CE1#ping 22.22.22.22 df-bit re 1 size 1500

Type escape sequence to abort.
Sending 1, 1500-byte ICMP Echos to 22.22.22.22, timeout is 2 seconds:
Packet sent with the DF bit set
M
Success rate is 0 percent (0/1)
CE1#
*Apr 26 17:25:27.099: ICMP: dst (192.168.11.1) frag. needed and DF set unreachable rcv from 192.168.14.1
CE1#ping 33.33.33.33 df-bit re 1 size 1500

Type escape sequence to abort.
Sending 1, 1500-byte ICMP Echos to 33.33.33.33, timeout is 2 seconds:
Packet sent with the DF bit set
M
Success rate is 0 percent (0/1)
CE1#
*Apr 26 17:25:33.855: ICMP: dst (192.168.11.1) frag. needed and DF set unreachable rcv from 192.168.14.1

OK, we are getting an ICMP unreachable back from PE1 exactly as expected.

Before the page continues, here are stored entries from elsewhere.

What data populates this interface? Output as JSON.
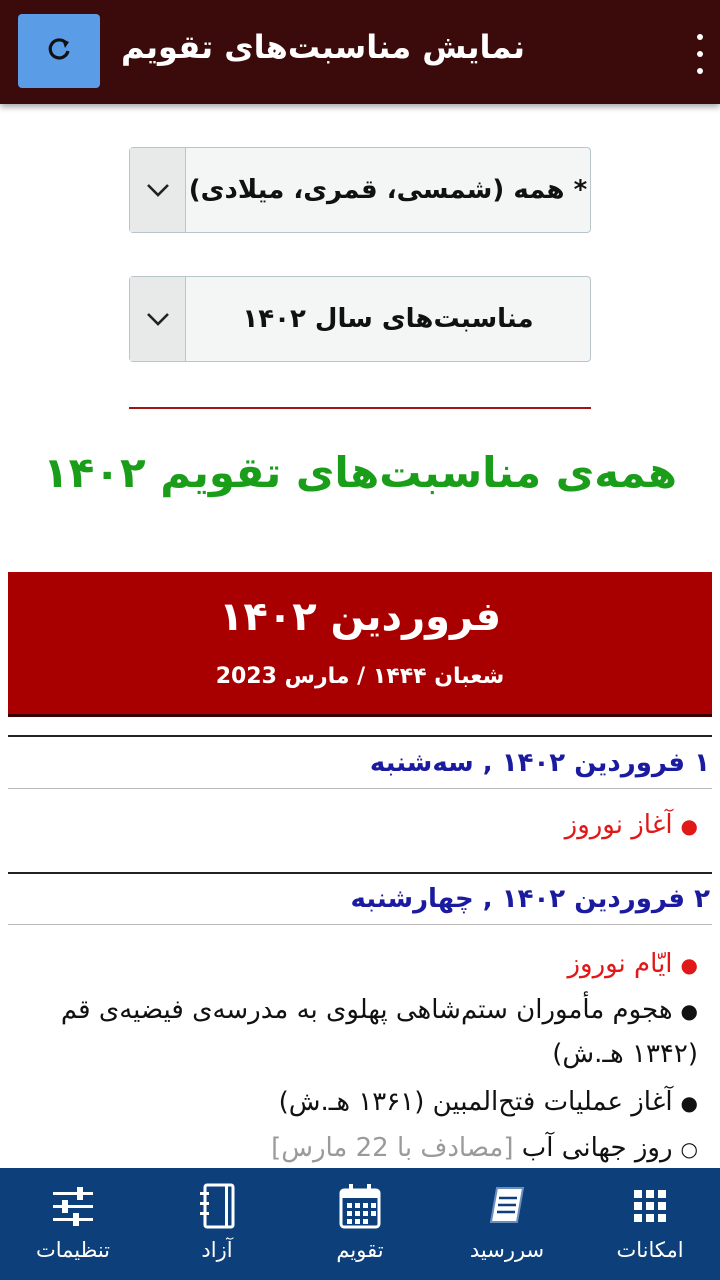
{
  "header": {
    "title": "نمایش مناسبت‌های تقویم",
    "refresh_icon": "refresh-icon",
    "menu_icon": "more-vert-icon"
  },
  "filters": {
    "calendar_type": "* همه (شمسی، قمری، میلادی)",
    "year_filter": "مناسبت‌های سال ۱۴۰۲"
  },
  "page_heading": "همه‌ی مناسبت‌های تقویم ۱۴۰۲",
  "month": {
    "title": "فروردین ۱۴۰۲",
    "subtitle": "شعبان ۱۴۴۴ / مارس 2023"
  },
  "days": [
    {
      "title": "۱ فروردین ۱۴۰۲ , سه‌شنبه",
      "events": [
        {
          "text": "آغاز نوروز",
          "bullet": "●"
        }
      ]
    },
    {
      "title": "۲ فروردین ۱۴۰۲ , چهارشنبه",
      "events": [
        {
          "text": "ایّام نوروز",
          "bullet": "●"
        },
        {
          "text": "هجوم مأموران ستم‌شاهی پهلوی به مدرسه‌ی فیضیه‌ی قم",
          "text2": "(۱۳۴۲ هـ.ش)",
          "bullet": "●"
        },
        {
          "text": "آغاز عملیات فتح‌المبین (۱۳۶۱ هـ.ش)",
          "bullet": "●"
        },
        {
          "text": "روز جهانی آب",
          "note": "[مصادف با 22 مارس]",
          "bullet": "○"
        }
      ]
    }
  ],
  "bottom_nav": [
    {
      "label": "امکانات",
      "icon": "grid-icon"
    },
    {
      "label": "سررسید",
      "icon": "book-icon"
    },
    {
      "label": "تقویم",
      "icon": "calendar-icon"
    },
    {
      "label": "آزاد",
      "icon": "notebook-icon"
    },
    {
      "label": "تنظیمات",
      "icon": "sliders-icon"
    }
  ],
  "colors": {
    "topbar": "#3b0a0a",
    "refresh_button": "#5b9ce6",
    "month_banner": "#a80000",
    "heading": "#1a9e1a",
    "day_title": "#1b1ba0",
    "holiday_event": "#e01818",
    "bottom_nav": "#0d3f7a"
  }
}
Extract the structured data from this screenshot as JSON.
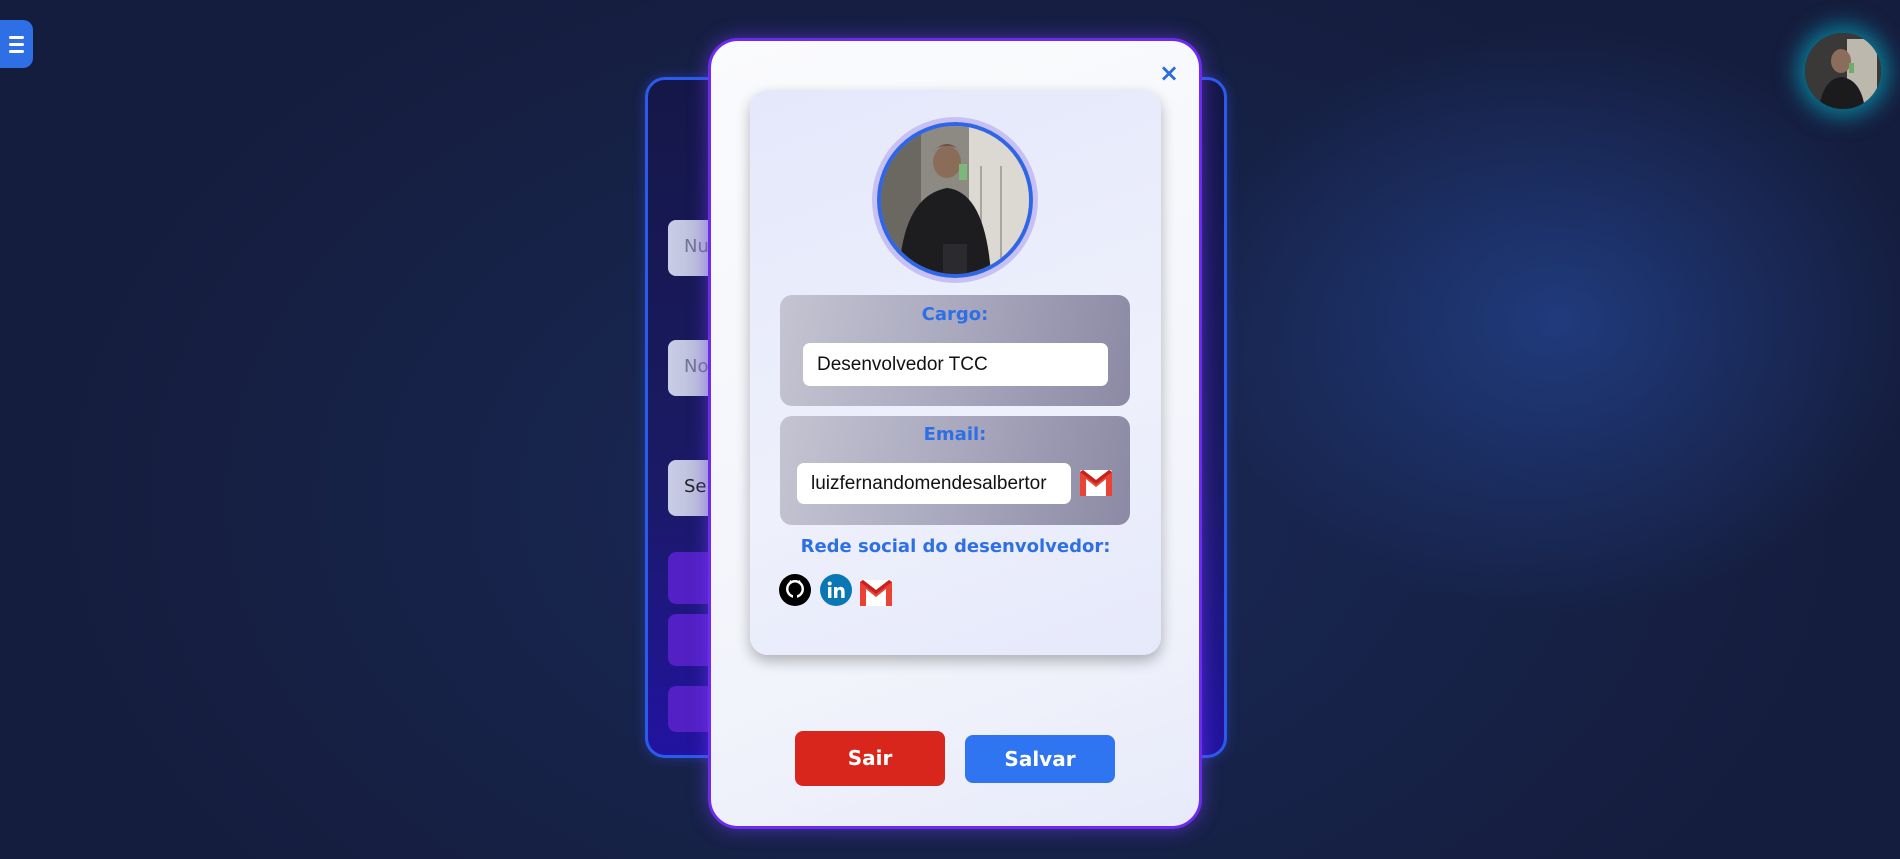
{
  "menu": {
    "icon": "hamburger-icon"
  },
  "user_avatar": {
    "icon": "user-avatar"
  },
  "background_form": {
    "fields": [
      "Nu",
      "No",
      "Se"
    ]
  },
  "modal": {
    "close_symbol": "×",
    "cargo": {
      "label": "Cargo:",
      "value": "Desenvolvedor TCC"
    },
    "email": {
      "label": "Email:",
      "value": "luizfernandomendesalbertor",
      "icon": "gmail-icon"
    },
    "social": {
      "title": "Rede social do desenvolvedor:",
      "icons": [
        "github-icon",
        "linkedin-icon",
        "gmail-icon"
      ]
    },
    "buttons": {
      "exit": "Sair",
      "save": "Salvar"
    }
  },
  "colors": {
    "accent_blue": "#2f6fe6",
    "exit_red": "#d9261c",
    "save_blue": "#2f74f0",
    "modal_border": "#6d2bf0"
  }
}
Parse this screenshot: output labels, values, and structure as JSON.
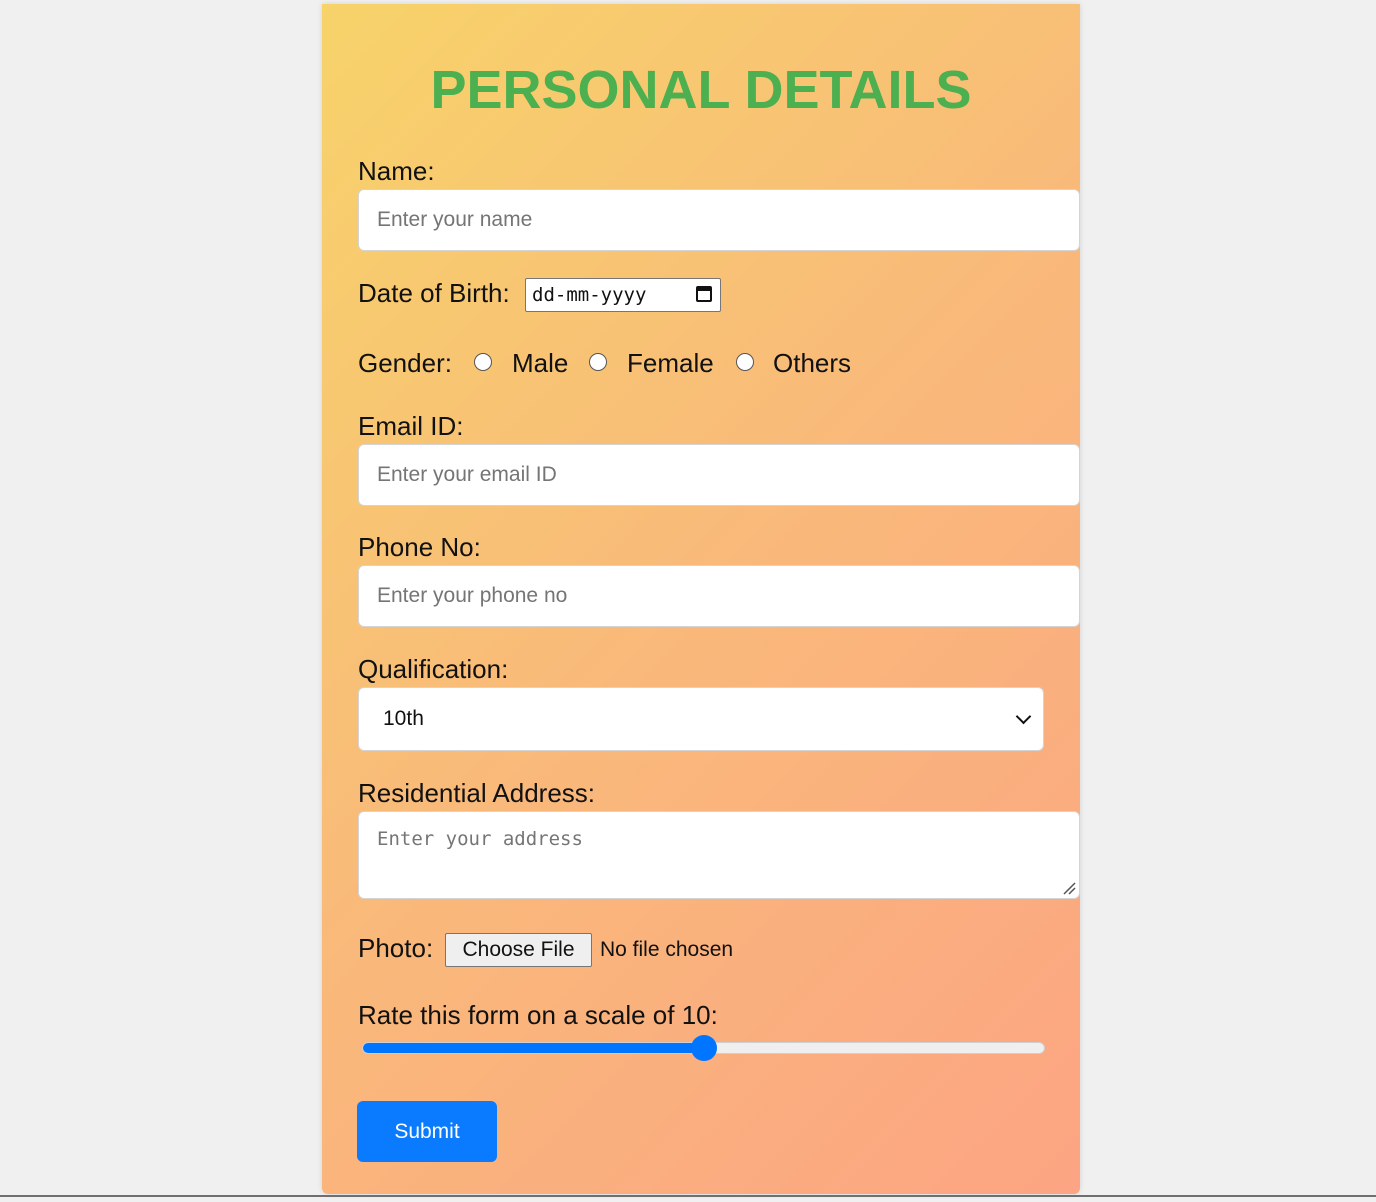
{
  "form": {
    "title": "PERSONAL DETAILS",
    "name": {
      "label": "Name:",
      "placeholder": "Enter your name"
    },
    "dob": {
      "label": "Date of Birth:",
      "value": "dd-mm-yyyy",
      "icon": "calendar-icon"
    },
    "gender": {
      "label": "Gender:",
      "options": [
        "Male",
        "Female",
        "Others"
      ]
    },
    "email": {
      "label": "Email ID:",
      "placeholder": "Enter your email ID"
    },
    "phone": {
      "label": "Phone No:",
      "placeholder": "Enter your phone no"
    },
    "qualification": {
      "label": "Qualification:",
      "selected": "10th",
      "icon": "chevron-down-icon"
    },
    "address": {
      "label": "Residential Address:",
      "placeholder": "Enter your address"
    },
    "photo": {
      "label": "Photo:",
      "button": "Choose File",
      "status": "No file chosen"
    },
    "rating": {
      "label": "Rate this form on a scale of 10:",
      "value": 5,
      "min": 0,
      "max": 10
    },
    "submit_label": "Submit"
  },
  "colors": {
    "title": "#4caf50",
    "accent": "#0075ff",
    "gradient_start": "#f7d36a",
    "gradient_end": "#fca483",
    "background": "#f0f0f0"
  }
}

We know that MPLS VPNs adds 2 labels to the stack, and therefore adds an extra 8 bytes of overhead, so all we need to do is increase the interface MTU to allow this extra data. From previous posts in this series we know how the different software does things.

On PE1, the IOS-XR router, the interface MTU will be increased to 1522 (1514 + 8), and the MPLS MTU will be set to 1508.

On P, the interface MTU will be increased to 1508 and the MPLS MTU will be set to 1508. The same config will be required on PE3 as both are running IOS.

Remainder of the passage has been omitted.